Italiafestival, che in Agis riunisce i principali festival italiani, aderente alla Federazione della Musica, con il patrocinio dell'Associazione Europea dei Festivals (EFA), promuove la Giornata Europea dei Festival.

I festival che vi partecipano, italiani, come il Festival della Valle d'Itria, il Rossini Opera Festival, il Festival Puccini, e di altri Paesi europei, metteranno in evidenza la diversità come fonte di ricchezza per la politica, per la società, per la cultura e per lo spettacolo.
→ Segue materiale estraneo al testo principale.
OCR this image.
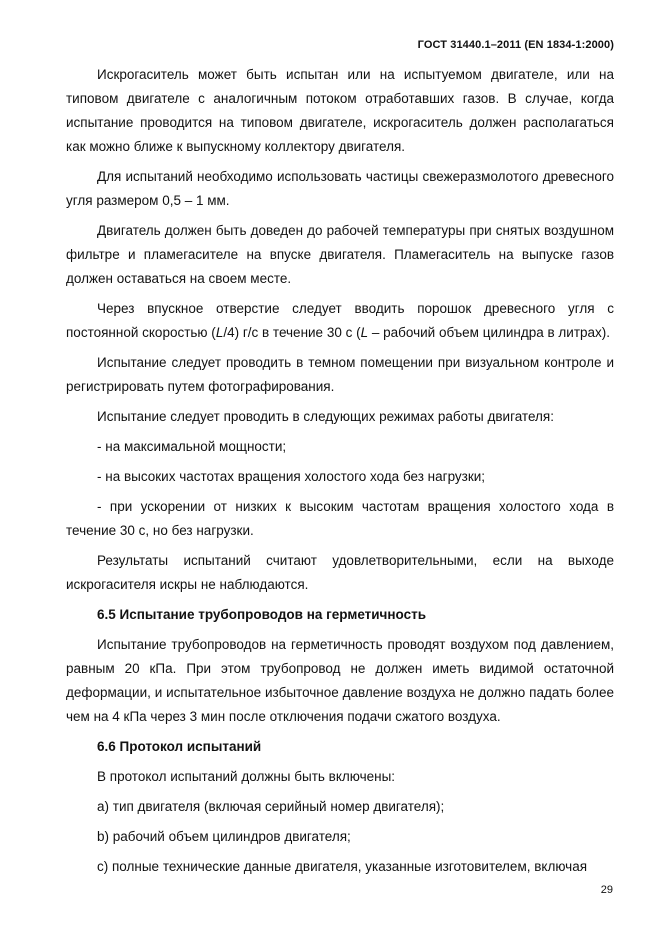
ГОСТ 31440.1–2011 (EN 1834-1:2000)

Искрогаситель может быть испытан или на испытуемом двигателе, или на типовом двигателе с аналогичным потоком отработавших газов. В случае, когда испытание проводится на типовом двигателе, искрогаситель должен располагаться как можно ближе к выпускному коллектору двигателя.

Для испытаний необходимо использовать частицы свежеразмолотого древесного угля размером 0,5 – 1 мм.

Двигатель должен быть доведен до рабочей температуры при снятых воздушном фильтре и пламегасителе на впуске двигателя. Пламегаситель на выпуске газов должен оставаться на своем месте.

Через впускное отверстие следует вводить порошок древесного угля с постоянной скоростью (L/4) г/с в течение 30 с (L – рабочий объем цилиндра в литрах).

Испытание следует проводить в темном помещении при визуальном контроле и регистрировать путем фотографирования.

Испытание следует проводить в следующих режимах работы двигателя:

- на максимальной мощности;

- на высоких частотах вращения холостого хода без нагрузки;

- при ускорении от низких к высоким частотам вращения холостого хода в течение 30 с, но без нагрузки.

Результаты испытаний считают удовлетворительными, если на выходе искрогасителя искры не наблюдаются.

6.5 Испытание трубопроводов на герметичность

Испытание трубопроводов на герметичность проводят воздухом под давлением, равным 20 кПа. При этом трубопровод не должен иметь видимой остаточной деформации, и испытательное избыточное давление воздуха не должно падать более чем на 4 кПа через 3 мин после отключения подачи сжатого воздуха.

6.6 Протокол испытаний

В протокол испытаний должны быть включены:

a) тип двигателя (включая серийный номер двигателя);

b) рабочий объем цилиндров двигателя;

c) полные технические данные двигателя, указанные изготовителем, включая

29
Da luglio ad agosto, in una delle serate a scelta dei festival nell'ambito della loro programmazione, prima degli spettacoli verrà data lettura di un messaggio comune sul valore della diversità, introdotto dall'inno alla gioia della U.E.

L'iniziativa rientra nella politica culturale di Italiafestival, condivisa e sostenuta dall'EFA, di portare all'attenzione dell'opinione pubblica, attraverso i festival, i valori fondanti l'identità europea.

L'accettazione della diversità ha il suo presupposto nella tolleranza, uno dei cardini del pensiero liberale europeo che, insieme alla democrazia e al pluralismo, l'Europa ci ha lasciato in eredità.

"I festival – spiega il suo Presidente, Franco Punzi – svolgono anche un ruolo importante per la circolazione delle diverse correnti delle arti dello spettacolo e della cultura e favoriscono, proprio in nome della diversità, uno scambio rispettoso e libero fra comunità e individui."

A chiusura della manifestazione, il prossimo 14 settembre a Roma, Italiafestival organizza un seminario per riflettere sul valore della diversità da diversi punti di vista, al quale interverranno il senatore Luigi Compagna, docente di Storia delle dottrine politiche alla LUISS, Franco Grillini, Presidente onorario dell'Arci gay, il sociologo Alberto Abruzzese e Giovanni Puglisi, Presidente della Commissione italiana dell'UNESCO.

Tra le testimonianze dei festival, quella del Presidente del Festival di Israele, Yossi Tal Gan, di Monique Veaute per RomaEuropa, di Franco Masotti, per Ravenna Festival, di Maria Ida Gaeta, per il Festival internazionale delle letterature e di Michelina Borsari, per il Festival della filosofia.